If you’ve been studying up on how to effectively use social media to do online fundraising or promote your organization, you’ve no doubt found mountain full of information about measuring and monitoring social media. You’ve also found almost as many articles about creating “engaging” content (a rather overused term).
These two mountains make you feel relaxed, but also a little freaked out. The articles about monitoring and measuring social media make you feel somewhat relaxed because, after all, it’s a science where data is captured and analyzed.
But the articles about content creation make you feel a little freaked out because the last time you got praise for making anything was when you gave your mom a clay ashtray you made in first grade.
Is it an art or is it a science?
So is social media or online fundraising an art, or is it a science? The short answer here is that every component within a social media strategy both is a science and a art. But how?
Social Media is a Science
Social media is a science for several reasons:
- You can measure the heck out of it. Anyone armed with Google Analytics, Socialmention, Facebook Insights and a couple of these Twitter tools has the ability to track and measure every single aspect of an online campaign. You can also import all of this data into a spreadsheet to conduct further analysis.

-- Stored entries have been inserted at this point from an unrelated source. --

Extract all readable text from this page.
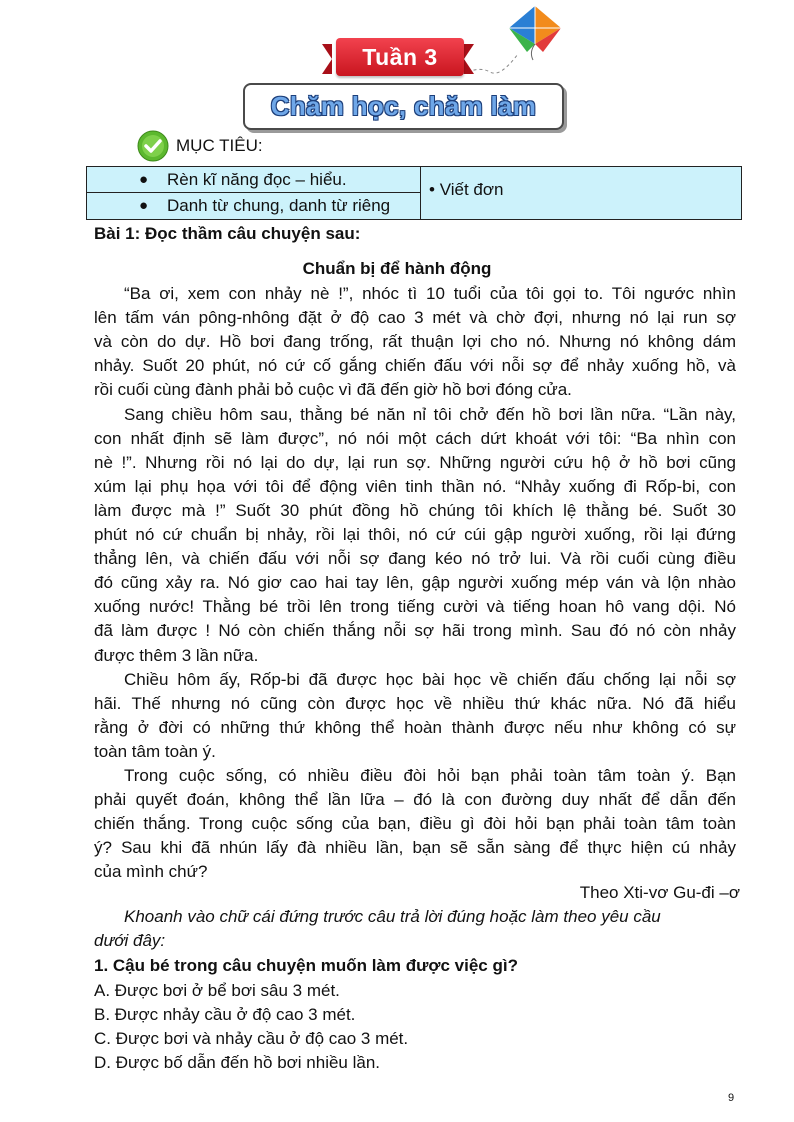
Tuần 3
Chăm học, chăm làm
MỤC TIÊU:
● Rèn kĩ năng đọc – hiểu.
● Danh từ chung, danh từ riêng
• Viết đơn
Bài 1: Đọc thầm câu chuyện sau:
Chuẩn bị để hành động
“Ba ơi, xem con nhảy nè !”, nhóc tì 10 tuổi của tôi gọi to. Tôi ngước nhìn
lên tấm ván pông-nhông đặt ở độ cao 3 mét và chờ đợi, nhưng nó lại run sợ
và còn do dự. Hồ bơi đang trống, rất thuận lợi cho nó. Nhưng nó không dám
nhảy. Suốt 20 phút, nó cứ cố gắng chiến đấu với nỗi sợ để nhảy xuống hồ, và
rồi cuối cùng đành phải bỏ cuộc vì đã đến giờ hồ bơi đóng cửa.
Sang chiều hôm sau, thằng bé năn nỉ tôi chở đến hồ bơi lần nữa. “Lần này,
con nhất định sẽ làm được”, nó nói một cách dứt khoát với tôi: “Ba nhìn con
nè !”. Nhưng rồi nó lại do dự, lại run sợ. Những người cứu hộ ở hồ bơi cũng
xúm lại phụ họa với tôi để động viên tinh thần nó. “Nhảy xuống đi Rốp-bi, con
làm được mà !” Suốt 30 phút đồng hồ chúng tôi khích lệ thằng bé. Suốt 30
phút nó cứ chuẩn bị nhảy, rồi lại thôi, nó cứ cúi gập người xuống, rồi lại đứng
thẳng lên, và chiến đấu với nỗi sợ đang kéo nó trở lui. Và rồi cuối cùng điều
đó cũng xảy ra. Nó giơ cao hai tay lên, gập người xuống mép ván và lộn nhào
xuống nước! Thằng bé trồi lên trong tiếng cười và tiếng hoan hô vang dội. Nó
đã làm được ! Nó còn chiến thắng nỗi sợ hãi trong mình. Sau đó nó còn nhảy
được thêm 3 lần nữa.
Chiều hôm ấy, Rốp-bi đã được học bài học về chiến đấu chống lại nỗi sợ
hãi. Thế nhưng nó cũng còn được học về nhiều thứ khác nữa. Nó đã hiểu
rằng ở đời có những thứ không thể hoàn thành được nếu như không có sự
toàn tâm toàn ý.
Trong cuộc sống, có nhiều điều đòi hỏi bạn phải toàn tâm toàn ý. Bạn
phải quyết đoán, không thể lần lữa – đó là con đường duy nhất để dẫn đến
chiến thắng. Trong cuộc sống của bạn, điều gì đòi hỏi bạn phải toàn tâm toàn
ý? Sau khi đã nhún lấy đà nhiều lần, bạn sẽ sẵn sàng để thực hiện cú nhảy
của mình chứ?
Theo Xti-vơ Gu-đi –ơ
Khoanh vào chữ cái đứng trước câu trả lời đúng hoặc làm theo yêu cầu
dưới đây:
1. Cậu bé trong câu chuyện muốn làm được việc gì?
A. Được bơi ở bể bơi sâu 3 mét.
B. Được nhảy cầu ở độ cao 3 mét.
C. Được bơi và nhảy cầu ở độ cao 3 mét.
D. Được bố dẫn đến hồ bơi nhiều lần.
9
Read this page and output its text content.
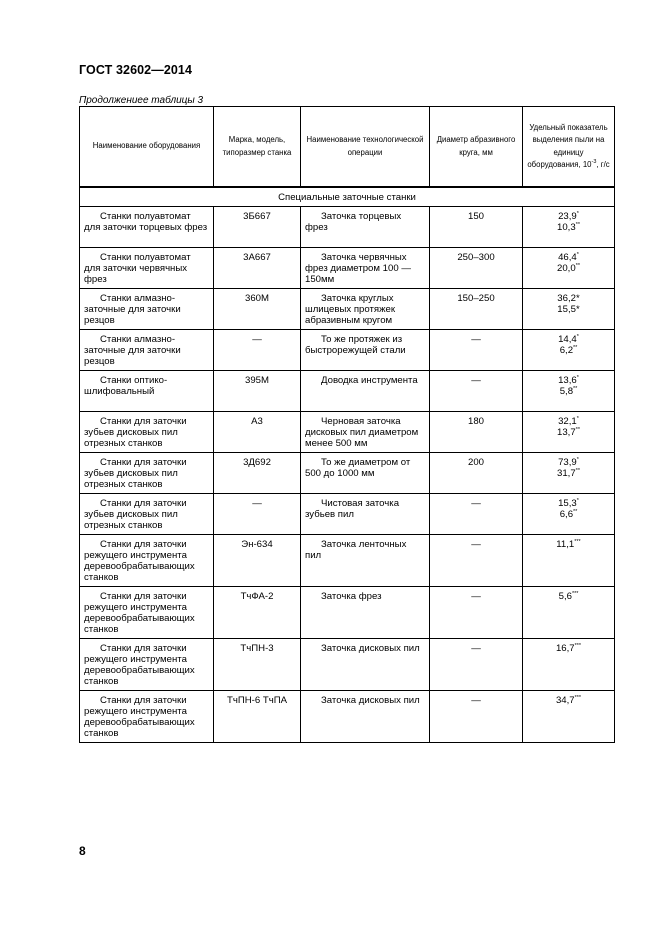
ГОСТ 32602—2014
Продолжениеe таблицы 3
Наименование оборудования	Марка, модель, типоразмер станка	Наименование технологической операции	Диаметр абразивного круга, мм	Удельный показатель выделения пыли на единицу оборудования, $10^{-3}$, г/с
Специальные заточные станки				
Станки полуавтомат для заточки торцевых фрез	3Б667	Заточка торцевых фрез	150	23,9*
10,3**

Станки полуавтомат для заточки червячных фрез	3А667	Заточка червячных фрез диаметром 100 — 150мм	250–300	46,4*
20,0**

Станки алмазно-заточные для заточки резцов	360М	Заточка круглых шлицевых протяжек абразивным кругом	150–250	36,2*
15,5*

Станки алмазно-заточные для заточки резцов	—	То же протяжек из быстрорежущей стали	—	14,4*
6,2**

Станки оптико-шлифовальный	395М	Доводка инструмента	—	13,6*
5,8**

Станки для заточки зубьев дисковых пил отрезных станков	А3	Черновая заточка дисковых пил диаметром менее 500 мм	180	32,1*
13,7**

Станки для заточки зубьев дисковых пил отрезных станков	3Д692	То же диаметром от 500 до 1000 мм	200	73,9*
31,7**

Станки для заточки зубьев дисковых пил отрезных станков	—	Чистовая заточка зубьев пил	—	15,3*
6,6**

Станки для заточки режущего инструмента деревообрабатывающих станков	Эн-634	Заточка ленточных пил	—	11,1***

Станки для заточки режущего инструмента деревообрабатывающих станков	ТчФА-2	Заточка фрез	—	5,6***

Станки для заточки режущего инструмента деревообрабатывающих станков	ТчПН-3	Заточка дисковых пил	—	16,7***

Станки для заточки режущего инструмента деревообрабатывающих станков	ТчПН-6 ТчПА	Заточка дисковых пил	—	34,7***
8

- You have access to a huge body of research. Both Mightycause and Blackbaud have collected a tremendous amount of data on online fundraising trends. There’s also the Millennial Donor Survey and the Social Media Decision Guide.
- You can read the books. Books like Social Media ROI, Social Media Metrics and The Networked Nonprofit.
So if you’re the scientific type, you’ll find an almost unlimited amount of resources. But these resources can’t tell how to find the opportunities in your data, or how tweak your strategy. You’ll have to rely on your own creativity for that. So maybe…
Social Media is an Art
If social media was a canvas, the oil paint would be our community:
- You create the ideas. YouTube, Facebook and Twitter are just paint brushes. Your ideas and how you tell the story of your cause breaths life to online communities.
- You choose the tools. Knowing how these tools work (both technically and culturally), and knowing which one will tell your story best requires creativity.
- You create the content. You have to know what makes a good blog post, how to do that whole SEO thing, how to create and edit videos. And you have to do this with little or no money!
So if you’re the artist type, you have the keys to a studio Picasso would die for. But posting and publishing works of art is a waste if no one comes to the exhibit. Knowing so means monitoring mentions and shares, which is kind of a science.
How about your organization? Is social media a science, an art, or a little bit of both?